I never had to coolness of head and quality of feet to play in a midfield role. I wanted to either get rid of the ball quickly or have it be passed onto me while in stride and bursting into the opposition penalty area. I didn’t want the pressure of being caught out with the ball - to be found out as a fraud, as it were - in my half of the pitch. So, my anxieties and fears elevated the role of central midfielders. They were the engine, the heart, the glue of a team. They needed to blend the ability to defend and provide magic to open up spaces for the attackers. They were the engineers of beautiful football.
Naby Keita’s life with Liverpool has been less centered on the beautiful football he’s capable of and more centered on life on the training table. Which is, of course, a deep shame for a bright career that some are anxiously observing as potentially dimming. It’s never fun to see potential unmet due to the cruel twists of fate related to a string of injuries.
As a fan of Liverpool Football Club for the past 9 years, I’ve sadly got experience in rooting for star-crossed footballers.
Daniel Sturridge was the first Liverpool player I truly loved. And that was probably because I’d fallen for him before I was even a Liverpool fan.
Back in the days before NBC Sports made Premier League matches widely available - an era I like to call “My EPL Agnostic” era - the limited club soccer that I took in was heavily centered on the involvement of members of the US Men’s National Team. I recall that Stuart Holden, a promising prospect at the time, was breaking through on Owen Coyle’s Bolton side. When I tuned in, I caught an interview with Stu and Coyle which featured an on-loan Daniel Sturridge.
The package showed glimpses of training and, from the off, Sturridge was the one who took hold of my focus. It was clear by his technique that he was a classy footballer. In the drills, he took on defenders with ease and practiced a close control that many 10’s would have been jealous of. When being interviewed, he gave off a charm and dedication to the craft that spoke of an intense desire to succeed. I had no doubt that this guy had the goods.

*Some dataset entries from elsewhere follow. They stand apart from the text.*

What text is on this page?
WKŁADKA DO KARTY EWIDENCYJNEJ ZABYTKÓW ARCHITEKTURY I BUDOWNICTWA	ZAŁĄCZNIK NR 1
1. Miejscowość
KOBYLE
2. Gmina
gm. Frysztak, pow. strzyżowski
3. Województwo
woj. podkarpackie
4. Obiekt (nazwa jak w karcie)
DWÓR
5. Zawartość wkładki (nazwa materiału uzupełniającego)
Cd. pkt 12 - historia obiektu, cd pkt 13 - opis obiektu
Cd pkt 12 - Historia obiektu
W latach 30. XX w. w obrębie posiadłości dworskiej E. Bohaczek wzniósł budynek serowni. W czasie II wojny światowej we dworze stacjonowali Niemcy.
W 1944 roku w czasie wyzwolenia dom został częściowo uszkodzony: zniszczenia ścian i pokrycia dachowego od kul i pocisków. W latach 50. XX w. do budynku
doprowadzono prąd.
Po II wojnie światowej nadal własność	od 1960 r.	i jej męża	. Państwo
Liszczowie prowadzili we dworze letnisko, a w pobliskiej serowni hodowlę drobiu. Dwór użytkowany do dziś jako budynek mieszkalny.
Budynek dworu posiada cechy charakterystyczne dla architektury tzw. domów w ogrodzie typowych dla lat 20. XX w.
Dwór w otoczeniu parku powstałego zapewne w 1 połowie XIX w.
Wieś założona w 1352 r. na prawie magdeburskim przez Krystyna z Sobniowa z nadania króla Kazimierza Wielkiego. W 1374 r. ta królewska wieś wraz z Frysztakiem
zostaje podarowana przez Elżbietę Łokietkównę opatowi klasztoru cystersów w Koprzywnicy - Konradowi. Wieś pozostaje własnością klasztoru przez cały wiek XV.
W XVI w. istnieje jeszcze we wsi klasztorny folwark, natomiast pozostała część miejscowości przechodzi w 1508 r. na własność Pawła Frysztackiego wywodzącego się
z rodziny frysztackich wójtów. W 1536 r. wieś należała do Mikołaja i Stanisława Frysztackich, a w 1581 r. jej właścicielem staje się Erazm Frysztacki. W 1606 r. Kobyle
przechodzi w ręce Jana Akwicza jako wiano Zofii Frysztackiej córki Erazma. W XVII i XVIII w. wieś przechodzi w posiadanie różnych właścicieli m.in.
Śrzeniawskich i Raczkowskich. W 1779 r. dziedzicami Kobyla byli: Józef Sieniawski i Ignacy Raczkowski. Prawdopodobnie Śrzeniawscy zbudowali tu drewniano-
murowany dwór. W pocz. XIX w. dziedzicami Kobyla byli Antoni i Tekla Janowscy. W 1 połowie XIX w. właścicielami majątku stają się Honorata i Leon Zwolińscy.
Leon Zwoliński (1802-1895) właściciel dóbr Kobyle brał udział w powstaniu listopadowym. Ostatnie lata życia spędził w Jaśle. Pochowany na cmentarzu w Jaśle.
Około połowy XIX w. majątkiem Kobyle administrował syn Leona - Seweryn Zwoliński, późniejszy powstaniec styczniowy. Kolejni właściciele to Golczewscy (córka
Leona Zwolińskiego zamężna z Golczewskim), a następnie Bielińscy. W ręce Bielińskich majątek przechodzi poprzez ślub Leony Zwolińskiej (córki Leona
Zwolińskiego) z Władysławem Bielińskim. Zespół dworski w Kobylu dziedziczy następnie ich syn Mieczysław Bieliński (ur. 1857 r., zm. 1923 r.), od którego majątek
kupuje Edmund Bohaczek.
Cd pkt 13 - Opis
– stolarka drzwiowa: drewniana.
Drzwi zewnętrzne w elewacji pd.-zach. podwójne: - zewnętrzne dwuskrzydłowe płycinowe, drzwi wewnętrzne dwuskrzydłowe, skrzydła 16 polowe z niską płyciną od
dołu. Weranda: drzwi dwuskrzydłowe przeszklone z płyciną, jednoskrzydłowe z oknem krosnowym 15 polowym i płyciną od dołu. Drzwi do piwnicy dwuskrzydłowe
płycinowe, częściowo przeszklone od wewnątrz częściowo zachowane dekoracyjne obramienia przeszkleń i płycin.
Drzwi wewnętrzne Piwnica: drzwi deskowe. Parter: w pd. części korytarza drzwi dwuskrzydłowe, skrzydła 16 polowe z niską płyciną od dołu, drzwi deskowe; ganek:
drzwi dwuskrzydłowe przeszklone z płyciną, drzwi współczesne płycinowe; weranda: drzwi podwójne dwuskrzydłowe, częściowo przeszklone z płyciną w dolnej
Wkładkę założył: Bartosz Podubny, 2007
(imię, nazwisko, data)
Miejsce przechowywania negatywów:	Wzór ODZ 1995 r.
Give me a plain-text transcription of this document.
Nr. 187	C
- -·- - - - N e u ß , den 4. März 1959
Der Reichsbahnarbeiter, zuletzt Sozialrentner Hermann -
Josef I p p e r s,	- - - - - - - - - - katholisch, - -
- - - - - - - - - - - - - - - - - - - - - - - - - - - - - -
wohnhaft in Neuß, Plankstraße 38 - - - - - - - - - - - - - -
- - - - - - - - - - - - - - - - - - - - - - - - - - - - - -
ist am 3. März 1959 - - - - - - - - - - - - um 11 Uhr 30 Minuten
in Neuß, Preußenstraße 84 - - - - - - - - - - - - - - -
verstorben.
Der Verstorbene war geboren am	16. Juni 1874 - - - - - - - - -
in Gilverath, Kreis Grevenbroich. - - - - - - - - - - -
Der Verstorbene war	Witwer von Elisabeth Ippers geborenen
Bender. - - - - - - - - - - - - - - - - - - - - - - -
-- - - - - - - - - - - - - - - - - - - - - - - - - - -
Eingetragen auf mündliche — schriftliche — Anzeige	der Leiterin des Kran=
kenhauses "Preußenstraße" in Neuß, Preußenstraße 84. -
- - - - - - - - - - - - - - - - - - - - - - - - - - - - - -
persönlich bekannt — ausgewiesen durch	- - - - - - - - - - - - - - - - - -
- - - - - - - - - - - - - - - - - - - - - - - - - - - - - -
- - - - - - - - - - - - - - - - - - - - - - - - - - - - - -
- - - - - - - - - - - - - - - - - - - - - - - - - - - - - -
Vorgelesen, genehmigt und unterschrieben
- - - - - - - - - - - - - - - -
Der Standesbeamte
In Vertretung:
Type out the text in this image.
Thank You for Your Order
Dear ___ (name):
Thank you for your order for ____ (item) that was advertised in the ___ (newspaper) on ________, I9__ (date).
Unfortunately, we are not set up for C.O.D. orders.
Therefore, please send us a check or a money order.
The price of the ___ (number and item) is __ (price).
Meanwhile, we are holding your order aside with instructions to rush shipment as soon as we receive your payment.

The rest is, as they say, history: Sturridge signs for us, goes on a historic 18 month window of goal scoring eclipsed only by the incandescent play of Luis Suarez, and then succumbs to injury after injury, robbing him of the physical gifts that complemented his truly elegant skill. My heart breaking with each new stint in rehab. Then, finally, when he ended his tenure with the club.
Though, at least, I’m glad he got the send off he deserved: goals against PSG in the Champions League and a winner’s medal to boot.
It’s easy, I think, to project these fears now onto Naby. That before he’d signed, it was clear he was one of the most promising midfielders in the entire game. And with each successive injury, it feels we’re getting further and further from that.
Like Sturridge, the flashes of brilliance in each of his turns through the team when healthy are absolutely tantalizing. The sumptuous passing range. The ability to see and find seams. The composure on the ball. It all makes things more difficult when he has ended up back on the trainer’s table after matches like the second fixture against Genk in the Champions League. He looked like he was putting it all together.
The difference, though, is that when he’s on the pitch, unlike Sturridge, Naby doesn’t look to have been robbed of any physical ability. He still glides past defenders and can turn on the gas if needed. His skill doesn’t look gone - only the sharpness that is elusive due to not playing on a weekly basis.
That, at least to this point, it isn’t an issue of an injury and failed rehabs robbing the body as much as the injuries stealing time. Time from him on the pitch. Time from us witnessing his brilliance.
Jurgen Klopp has indicated that Keita is potentially in contention to feature against Shrewsbury Town in this weekend’s FA Cup match. And while I’ll always root for an opportunity to finally see The Admiral command the pitch as he is meant to, for now my biggest hope is that when he features, he will be healthy and fully recovered.